Spinal Cord InjuryRehabilitationBiomechanics

Simple Explanation

This study examines how different techniques for wheelchair transfers affect the stress on joints in the arms of people with spinal cord injuries. Transfers are a key part of independent living for wheelchair users, but they can lead to upper extremity pain. The research compared three transfer methods, focusing on hand placement and how much the person leans forward. The goal was to find techniques that reduce joint forces and prevent pain. The study found that hand position plays a big role in how much stress is placed on the shoulder, elbow, and wrist. Keeping the hand closer to the body during transfers seems to balance the forces across the arms.

Study Duration
Not specified
Participants
20 individuals with spinal cord injury
Evidence Level
Level 2, Repeated measures design

Key Findings

  • 1
    Hand placement is a key factor influencing upper extremity joint kinetics during wheelchair transfers.
  • 2
    Using a 'near' leading hand placement (HH-I) balances the distribution of resultant forces across the upper limb joints.
  • 3
    Trailing with the same arm when using HH-A or TU techniques could predispose that arm to overuse-related pain and injuries.

Research Summary

The study compared three wheelchair transfer techniques (HH-A, HH-I, and TU) to assess their impact on upper extremity joint kinetics in individuals with spinal cord injury. The HH-I technique, which involves a head-hips method with the leading hand close to the body, showed a more balanced distribution of forces across the upper limb joints compared to HH-A and TU. Hand placement during transfers had a greater effect on upper extremity kinetics than trunk flexion, suggesting that technique training should prioritize hand placement to minimize joint loading.

Practical Implications

Technique Training

Technique training for individuals with SCI should focus on initial hand placement, followed by the amount of trunk flexion needed to facilitate the movement.

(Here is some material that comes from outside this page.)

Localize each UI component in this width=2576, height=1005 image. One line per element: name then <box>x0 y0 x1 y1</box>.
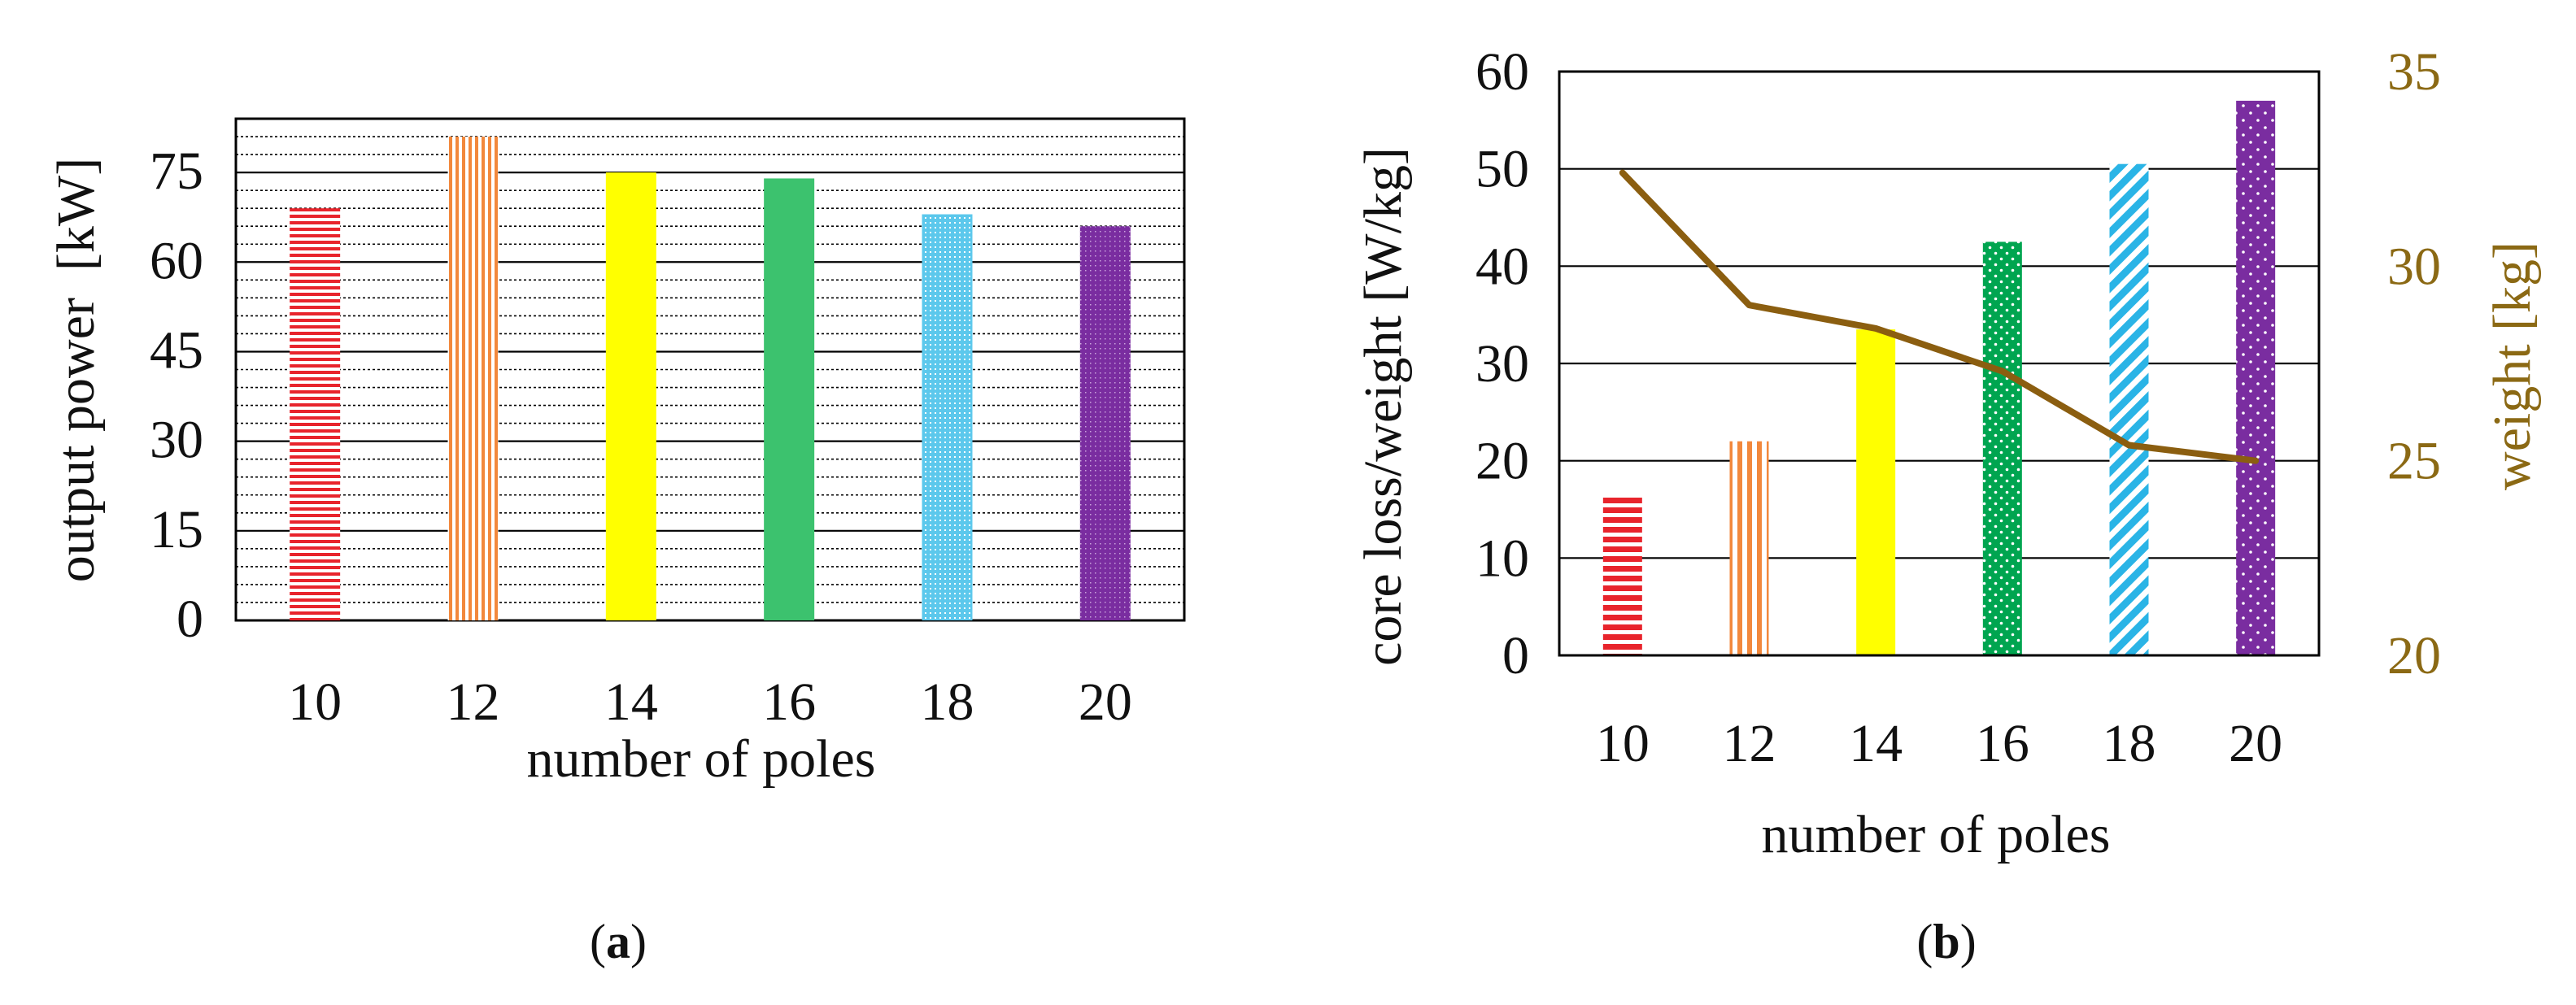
right-y-tick-label: 25 <box>2387 432 2441 491</box>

Hand Placement Considerations

When presented with various options to place the hands, hands should be positioned as low as possible in the same plane as the buttocks to maximize the recruitment of the larger thoracohumeral musculature.

Personalized Technique Selection

Knowledge of the technique tradeoffs can help a person with choosing which technique may be better in light of existing pathologies and which arm should play the role of leading or trailing.

Study Limitations

  • 1
    All transfers began with the left arm leading, which may not represent real-world scenarios where individuals adapt to various environmental situations.
  • 2
    The study did not account for differences in anthropometry between subjects (e.g. limb lengths), which may have affected the amount of loading at the “near” versus “far” targets.
  • 3
    There may be large differences between their usual techniques and the taught techniques.